In this ‘Need-to-Know’ blog post series I aim to share noteworthy stories that speak of need-to-know developments within higher education and K-12 that have the potential to influence, challenge and/or transform the traditional model of education.
Never a dull moment in the education sector, and this past week was no exception. The value of a college degree is the topic of much discussion of late, and the NYT recent article, The Premium from a College Degree, highlights data on the return on investment of higher education, suggesting that an Associate Degree is a better deal than a Bachelor’s. In the MOOC world, more money invested in MOOCs—this time not by a venture capitalist, but for a research Hub. And more debate about MOOCs; the value and purpose. Finally I share two ed-tech tools that are excellent applications for organizing web content and projects.
1) The Return of Investment [ROI] of a Degree
The value of a college degree is in question, in the Unites States at least. As the level of student debt rises, so has intensity of the debate about the cost of education. Granted, this economic approach frames the discussion in a one-dimensional perspective, assessing education in economic terms only. Yet it does give clout to the value of an education, highlighting the benefits of pursing higher education for increasing one’s earning potential.
BUT, what is really interesting what happens when education dollars spent are calculated to determine the return-on-investment. A concept usually applied to financial investments. The study prepared a chart show comparisons on ROI of education spending and other investment alternatives, and shows the ROI on education “exceeds the historical return on practically any conventional investment, including stocks, bonds, and real estate,” [Greenstone & Looney, 2013]
- Some college education is better than no college, even though in the US there are negative connotations associated with dropping out of college.
- Significant data supports the casual relationship between education and later earnings, but still the debate rages on about the value of education, many cite successful executives without college degrees. Other critics stress educational quality, stating that value is only associated with top-tier schools.
- Other countries, like Britain and Australia emphasize vocational degrees. The higher education commission in Britain recently recommended more apprenticeships and college-based vocational learning to meet skills shortages and to provide more opportunities for students not on the ‘A-level-to-university’.
- Commission on future proposes major changes for HE, Peta Lee, University World News
- Schooling Ourselves in an Unequal America, Rebecca Strauss, NYT
- Is Starting and Not Finishing College Really That Bad?, Greenstone & Looney, The Hamilton Project
2) MOOC Research HUB and MOOC Debate
Big in the MOOC news last week was the announcement of the MOOC Research Initiative (MRI) led and administered by Athabasca University and funded by the Bill & Melinda Gates Foundation. MRI is a $400,000 investment with grants in the range of $10,000 – $25,000 each [details on initial submission]. Though I am pleased to see that MRI will include in its hub for resources, events and meets-ups along with its papers.

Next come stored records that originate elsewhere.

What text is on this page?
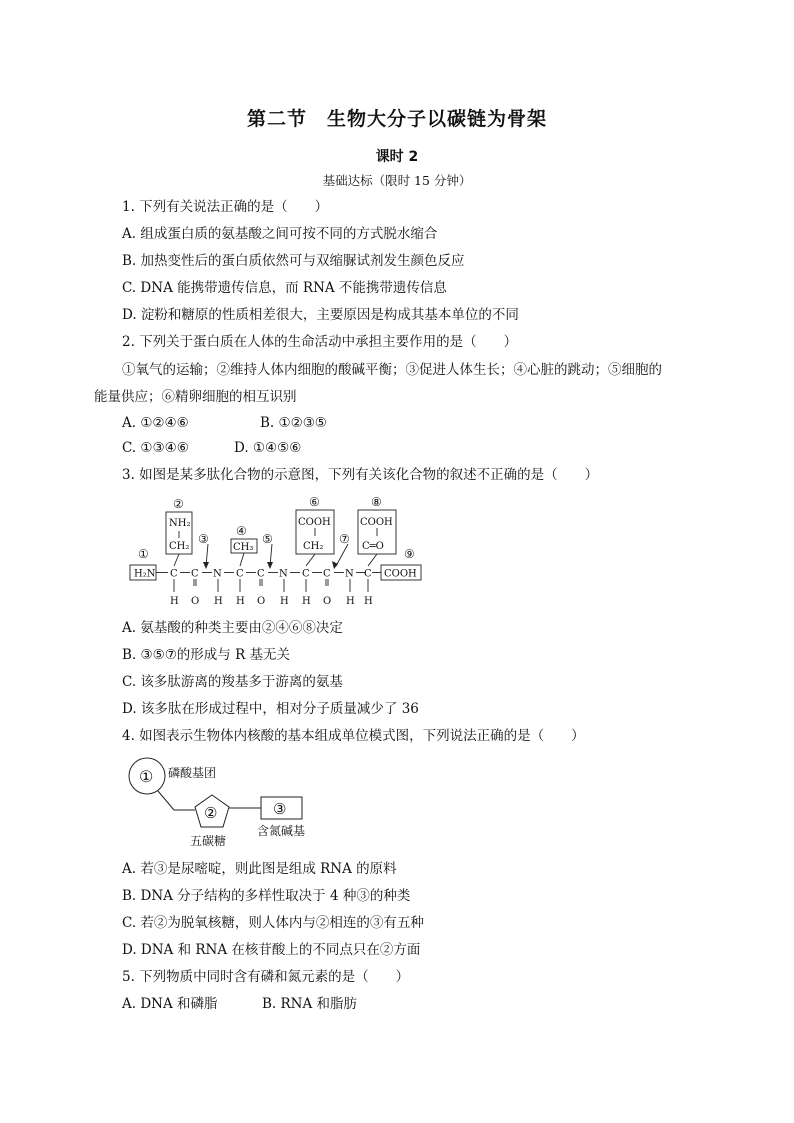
第二节　生物大分子以碳链为骨架
课时 2
基础达标（限时 15 分钟）
1. 下列有关说法正确的是（　　）
A. 组成蛋白质的氨基酸之间可按不同的方式脱水缩合
B. 加热变性后的蛋白质依然可与双缩脲试剂发生颜色反应
C. DNA 能携带遗传信息，而 RNA 不能携带遗传信息
D. 淀粉和糖原的性质相差很大，主要原因是构成其基本单位的不同
2. 下列关于蛋白质在人体的生命活动中承担主要作用的是（　　）
①氧气的运输；②维持人体内细胞的酸碱平衡；③促进人体生长；④心脏的跳动；⑤细胞的
能量供应；⑥精卵细胞的相互识别
A. ①②④⑥	B. ①②③⑤
C. ①③④⑥	D. ①④⑤⑥
3. 如图是某多肽化合物的示意图，下列有关该化合物的叙述不正确的是（　　）
H₂N
NH₂
CH₂	CH₃
COOH
CH₂
COOH
C═O
COOH
C C N C C N C C N C
H O H H O H H O H H
①
②
③
④
⑤
⑥
⑦
⑧
⑨
A. 氨基酸的种类主要由②④⑥⑧决定
B. ③⑤⑦的形成与 R 基无关
C. 该多肽游离的羧基多于游离的氨基
D. 该多肽在形成过程中，相对分子质量减少了 36
4. 如图表示生物体内核酸的基本组成单位模式图，下列说法正确的是（　　）
①
②	③
磷酸基团
五碳糖
含氮碱基
A. 若③是尿嘧啶，则此图是组成 RNA 的原料
B. DNA 分子结构的多样性取决于 4 种③的种类
C. 若②为脱氧核糖，则人体内与②相连的③有五种
D. DNA 和 RNA 在核苷酸上的不同点只在②方面
5. 下列物质中同时含有磷和氮元素的是（　　）
A. DNA 和磷脂	B. RNA 和脂肪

And though the novelty of MOOCs may have dissipated, the debates have not. Last week the Los Angeles Times published a two-part essay series, MOOCs and the Future of Humanities: A Roundtable with four distinguished professors, Ian Bogost, Cathy N. Davidson, Al Filreis and Ray Schroeder. Of the four, there was one dissenter Ian Bogost who did provide some valid arguments against the MOOC movement— several points worth considering. His closing arguments sums up his position succinctly:
But, overall, MOOCs seem to function first and most powerfully as new instruments of fiscal and labor policy, rather than as educational technologies. It’s perhaps time we stopped talking about their value as instruments of learning, and started talking more about what choices they are making on our behalf while we are arguing on the internet about their educational potential. Ian Bogost, Georgia Tech [LA Times]
- Though research is needed, it’s discussion and dialogue about MOOCs that will move higher education forward by determining how [or if] MOOCs will meet the education needs of post-secondary students and life-long learners.
- A reader of this blog, Robert Connolly, made this excellent point in a recent comment, “The novelty of MOOCs is past. Now is the time to get down to the real business of what these things are going to become.“
- It is time to roll-up our sleeves. We need to determine how to leverage MOOCs, and other modes of online learning to meet the needs of diverse populations of learners; it’s not a one-size-fits-all approach.
- What MOOCs can teach us about community outreach, Robert Connolly
- “Sentence first – verdict afterwards.” More or Less Bunk
3) Ed Tech Tools
- Flipboard is one of my favorite tools for collecting content from the web to read conveniently on my iPad. Flipboard recently upgraded the application to be available on Android, Kindle and Nook platforms. Link to an excellent article on how to use Flipboard from edublogger.
- Evernote is becoming my application of choice to organize content. I am able to keep notebooks for projects where I can ‘clip’ links, images and more. Recently a reminder feature has been added.